Combien de temps faudra-il encore ?

Après les manifestations qui ont eu lieu en 2007 (manifestations contre un précédent projet d’union civile dit le Dico, droits et devoirs des personnes vivant de manière stable en concubinage, obligeant le gouvernement de gauche de Romano Prodi à le retirere, ndlr) et celles du 21 juin 2015, un autre Family Day a été annoncé. Cet évènement est dédié aux valeurs de la famille traditionnelle.  Il est organisé par des mouvements catholiques qui défileront le 30 janvier, 2 jours après le vote du parlement. Cette fois-ci, il ne sera pas officiellement « sponsorisé » par le Vatican du moderne Pape François. Pendant l’année du Jubilé de la Miséricorde, entre les scandales aux sommets de la Curie, les divorces (toujours plus rapides) en augmentation et une croissance démographique presque exclusivement confiée aux immigrés, je n’ai pas encore vraiment compris pourquoi on manifeste pour s’opposer aux droits d’autrui, qu’il s’agisse d’homosexuels, de femmes qui choisissent d’avorter ou de couples qui divorcent. Quelque chose m’échappe, mais qu’ils descendent dans la rue. Le temps reconnaîtra les limites de leur approche féodale de la vie. Le 23 janvier, d’autres rues verront défiler les défenseurs des unions civiles, ralliés par le cri  #Svegliatitalia (Réveille-toi Italie, ndlr). Comme souvent, les « hérétiques » d’aujourd’hui sont le modèle à suivre demain.

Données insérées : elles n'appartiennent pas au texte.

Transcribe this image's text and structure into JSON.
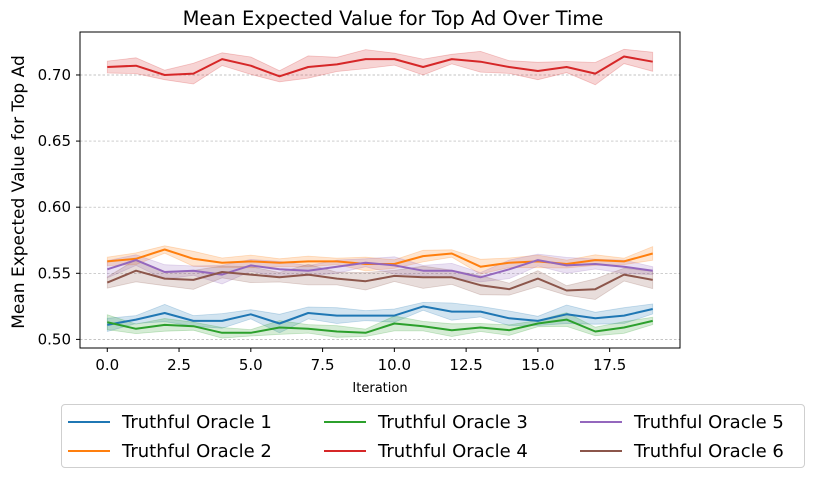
{
  "chart_data": {
    "type": "line",
    "title": "Mean Expected Value for Top Ad Over Time",
    "xlabel": "Iteration",
    "ylabel": "Mean Expected Value for Top Ad",
    "xlim": [
      -0.95,
      19.95
    ],
    "ylim": [
      0.4935,
      0.7325
    ],
    "xticks": [
      0.0,
      2.5,
      5.0,
      7.5,
      10.0,
      12.5,
      15.0,
      17.5
    ],
    "xtick_labels": [
      "0.0",
      "2.5",
      "5.0",
      "7.5",
      "10.0",
      "12.5",
      "15.0",
      "17.5"
    ],
    "yticks": [
      0.5,
      0.55,
      0.6,
      0.65,
      0.7
    ],
    "ytick_labels": [
      "0.50",
      "0.55",
      "0.60",
      "0.65",
      "0.70"
    ],
    "grid": "y-dashed",
    "legend_placement": "bottom-center, 3 columns",
    "x": [
      0,
      1,
      2,
      3,
      4,
      5,
      6,
      7,
      8,
      9,
      10,
      11,
      12,
      13,
      14,
      15,
      16,
      17,
      18,
      19
    ],
    "series": [
      {
        "name": "Truthful Oracle 1",
        "color": "#1f77b4",
        "values": [
          0.511,
          0.515,
          0.52,
          0.514,
          0.514,
          0.519,
          0.512,
          0.52,
          0.518,
          0.518,
          0.518,
          0.525,
          0.521,
          0.521,
          0.516,
          0.514,
          0.519,
          0.516,
          0.518,
          0.523
        ],
        "band": 0.005
      },
      {
        "name": "Truthful Oracle 2",
        "color": "#ff7f0e",
        "values": [
          0.559,
          0.561,
          0.568,
          0.561,
          0.558,
          0.559,
          0.558,
          0.559,
          0.559,
          0.557,
          0.557,
          0.563,
          0.565,
          0.555,
          0.558,
          0.559,
          0.557,
          0.56,
          0.559,
          0.565
        ],
        "band": 0.004
      },
      {
        "name": "Truthful Oracle 3",
        "color": "#2ca02c",
        "values": [
          0.513,
          0.508,
          0.511,
          0.51,
          0.505,
          0.505,
          0.509,
          0.508,
          0.506,
          0.505,
          0.512,
          0.51,
          0.507,
          0.509,
          0.507,
          0.512,
          0.515,
          0.506,
          0.509,
          0.514
        ],
        "band": 0.004
      },
      {
        "name": "Truthful Oracle 4",
        "color": "#d62728",
        "values": [
          0.706,
          0.707,
          0.7,
          0.701,
          0.712,
          0.707,
          0.699,
          0.706,
          0.708,
          0.712,
          0.712,
          0.706,
          0.712,
          0.71,
          0.706,
          0.703,
          0.706,
          0.701,
          0.714,
          0.71
        ],
        "band": 0.006
      },
      {
        "name": "Truthful Oracle 5",
        "color": "#9467bd",
        "values": [
          0.553,
          0.56,
          0.551,
          0.552,
          0.549,
          0.556,
          0.553,
          0.552,
          0.555,
          0.558,
          0.556,
          0.552,
          0.552,
          0.547,
          0.553,
          0.56,
          0.556,
          0.557,
          0.555,
          0.552
        ],
        "band": 0.005
      },
      {
        "name": "Truthful Oracle 6",
        "color": "#8c564b",
        "values": [
          0.543,
          0.552,
          0.546,
          0.545,
          0.551,
          0.549,
          0.547,
          0.549,
          0.546,
          0.544,
          0.548,
          0.547,
          0.547,
          0.541,
          0.538,
          0.546,
          0.537,
          0.538,
          0.549,
          0.545
        ],
        "band": 0.006
      }
    ]
  }
}
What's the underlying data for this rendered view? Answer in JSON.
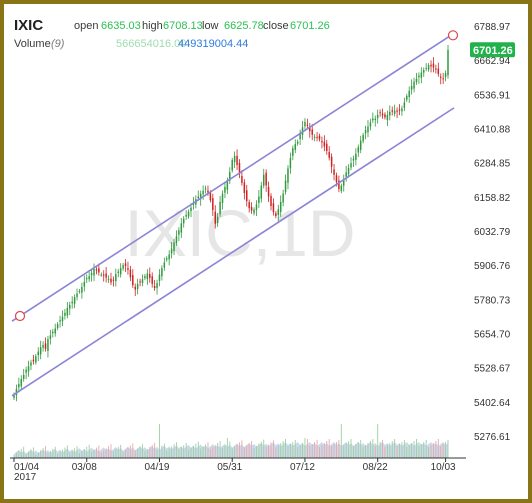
{
  "header": {
    "symbol": "IXIC",
    "open_label": "open",
    "open_value": "6635.03",
    "high_label": "high",
    "high_value": "6708.13",
    "low_label": "low",
    "low_value": "6625.78",
    "close_label": "close",
    "close_value": "6701.26",
    "volume_label": "Volume",
    "volume_param": "(9)",
    "volume_value": "566654016.00",
    "volume_ma_value": "449319004.44"
  },
  "watermark": "IXIC,1D",
  "last_price_tag": "6701.26",
  "colors": {
    "up": "#2e9a3c",
    "down": "#d02020",
    "channel": "#8b84d6",
    "last_price_tag": "#22b24c",
    "volume_area": "#b9cde6",
    "frame": "#8a7418"
  },
  "chart_data": {
    "type": "candlestick",
    "title": "IXIC",
    "interval": "1D",
    "x_tick_labels": [
      "01/04",
      "03/08",
      "04/19",
      "05/31",
      "07/12",
      "08/22",
      "10/03"
    ],
    "x_tick_subtitle": "2017",
    "y_tick_labels": [
      "6788.97",
      "6662.94",
      "6536.91",
      "6410.88",
      "6284.85",
      "6158.82",
      "6032.79",
      "5906.76",
      "5780.73",
      "5654.70",
      "5528.67",
      "5402.64",
      "5276.61"
    ],
    "ylim": [
      5250,
      6820
    ],
    "last_close": 6701.26,
    "series_close": [
      5429,
      5450,
      5468,
      5487,
      5502,
      5521,
      5534,
      5548,
      5552,
      5571,
      5588,
      5604,
      5612,
      5598,
      5634,
      5648,
      5661,
      5673,
      5689,
      5704,
      5716,
      5731,
      5749,
      5760,
      5772,
      5789,
      5802,
      5811,
      5826,
      5845,
      5859,
      5866,
      5878,
      5893,
      5889,
      5880,
      5872,
      5868,
      5861,
      5855,
      5843,
      5852,
      5874,
      5883,
      5896,
      5907,
      5904,
      5890,
      5862,
      5833,
      5817,
      5837,
      5845,
      5855,
      5866,
      5876,
      5860,
      5838,
      5822,
      5841,
      5872,
      5896,
      5917,
      5932,
      5946,
      5968,
      5990,
      6013,
      6035,
      6061,
      6078,
      6092,
      6104,
      6119,
      6134,
      6150,
      6160,
      6170,
      6181,
      6190,
      6175,
      6146,
      6110,
      6060,
      6085,
      6140,
      6170,
      6195,
      6220,
      6250,
      6295,
      6310,
      6276,
      6242,
      6210,
      6173,
      6143,
      6117,
      6108,
      6112,
      6130,
      6160,
      6200,
      6240,
      6201,
      6160,
      6125,
      6102,
      6088,
      6113,
      6140,
      6171,
      6219,
      6264,
      6302,
      6338,
      6353,
      6362,
      6391,
      6415,
      6435,
      6421,
      6401,
      6388,
      6380,
      6376,
      6371,
      6360,
      6345,
      6328,
      6303,
      6270,
      6240,
      6213,
      6188,
      6200,
      6225,
      6249,
      6265,
      6283,
      6299,
      6318,
      6342,
      6366,
      6387,
      6405,
      6418,
      6433,
      6448,
      6447,
      6461,
      6470,
      6459,
      6452,
      6461,
      6472,
      6473,
      6477,
      6473,
      6480,
      6485,
      6507,
      6531,
      6550,
      6568,
      6584,
      6594,
      6606,
      6617,
      6626,
      6634,
      6644,
      6640,
      6636,
      6628,
      6612,
      6598,
      6595,
      6615,
      6701
    ],
    "channel_upper": [
      [
        0,
        5700
      ],
      [
        179,
        6762
      ]
    ],
    "channel_lower": [
      [
        0,
        5425
      ],
      [
        179,
        6487
      ]
    ],
    "volume_ma_shape": "rising-then-flat"
  }
}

Mais faisons en sorte que demain arrive bientôt, que cette génération ait accès aux mêmes droits. L’illusion d’un amour éternel nous laisse tout le temps de le retrouver. Un État qui reconnaît la légitimité de certains choix, en prévoyant les protections nécessaires, protège ses citoyens et leur offre un soutien dans la bataille contre les violents et les ignorants. L’image des deux vieilles dames américaines qui peuvent finalement s’épouser après des décennies de cohabitation suscite de la tendresse. Mais pour les photographes d’un mariage toutes ces rides sont difficiles à enlever. Même avec photoshop.